Non aveva la più pallida idea di quanto tempo fosse trascorso da quando si era seduto sui gradini che conducevano alla porta di Grimmauld Place numero 12.
Per la prima volta nella sua vita, attorno a Harry Potter c'era silenzio.
Nella sua testa non c'era alcuna voce serpentina a sibilare minacciosa, nessuna vocina interiore a dirgli che non stava facendo abbastanza, che doveva alzarsi e rimboccarsi le maniche per sconfiggere Voldemort, che c'era gente che stava morendo proprio in quel momento e lui se ne stava fermo.
Il contatore dei morti si era fermato, la guerra era finita e l'ultimo cadavere ad aver toccato il suolo era quello di Tom Riddle.

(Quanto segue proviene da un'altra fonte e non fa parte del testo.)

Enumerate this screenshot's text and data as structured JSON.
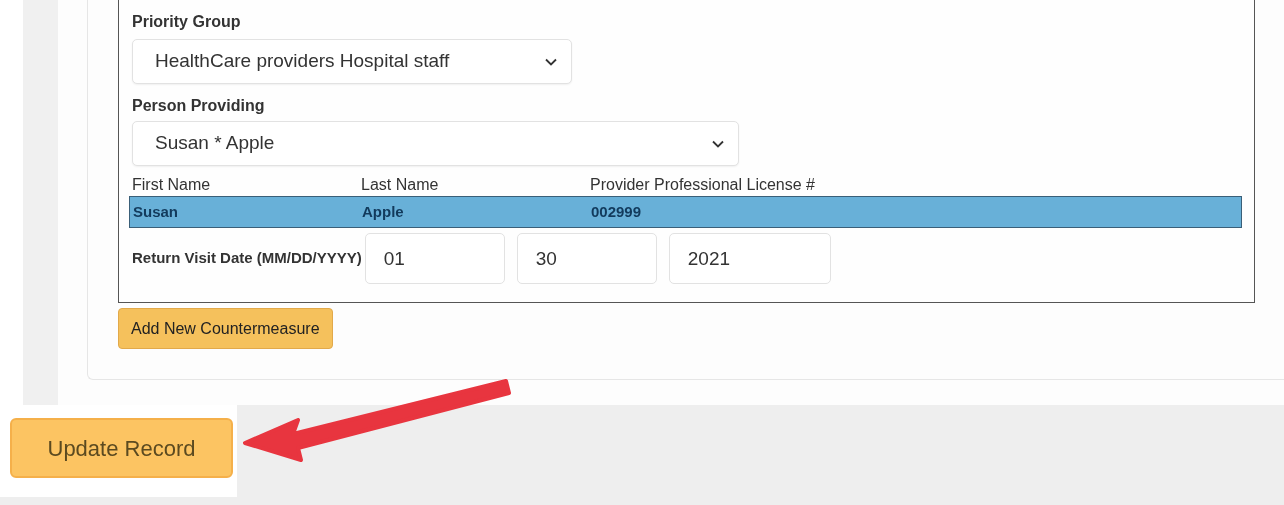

Per la prima volta nella sua vita, la mente di Harry era solo di Harry, ma le immagini che si susseguivano nella sua testa restavano comunque terrificanti, perché il silenzio aveva portato a galla il dolore, tutto in una volta.
La realtà dei fatti lo aveva colpito appieno solo dopo aver lasciato Hogwarts ed essersi separato dagli altri; dietro le sue palpebre, le figure esanimi di Lupin, Tonks, Fred, Colin Canon e delle altre vittime della battaglia finale si alternavano rapidamente, torturandolo. All'improvviso, non era più sicuro che il dolore più atroce che aveva provato nella vita fosse stato causato dalla Maledizione Cruciatus.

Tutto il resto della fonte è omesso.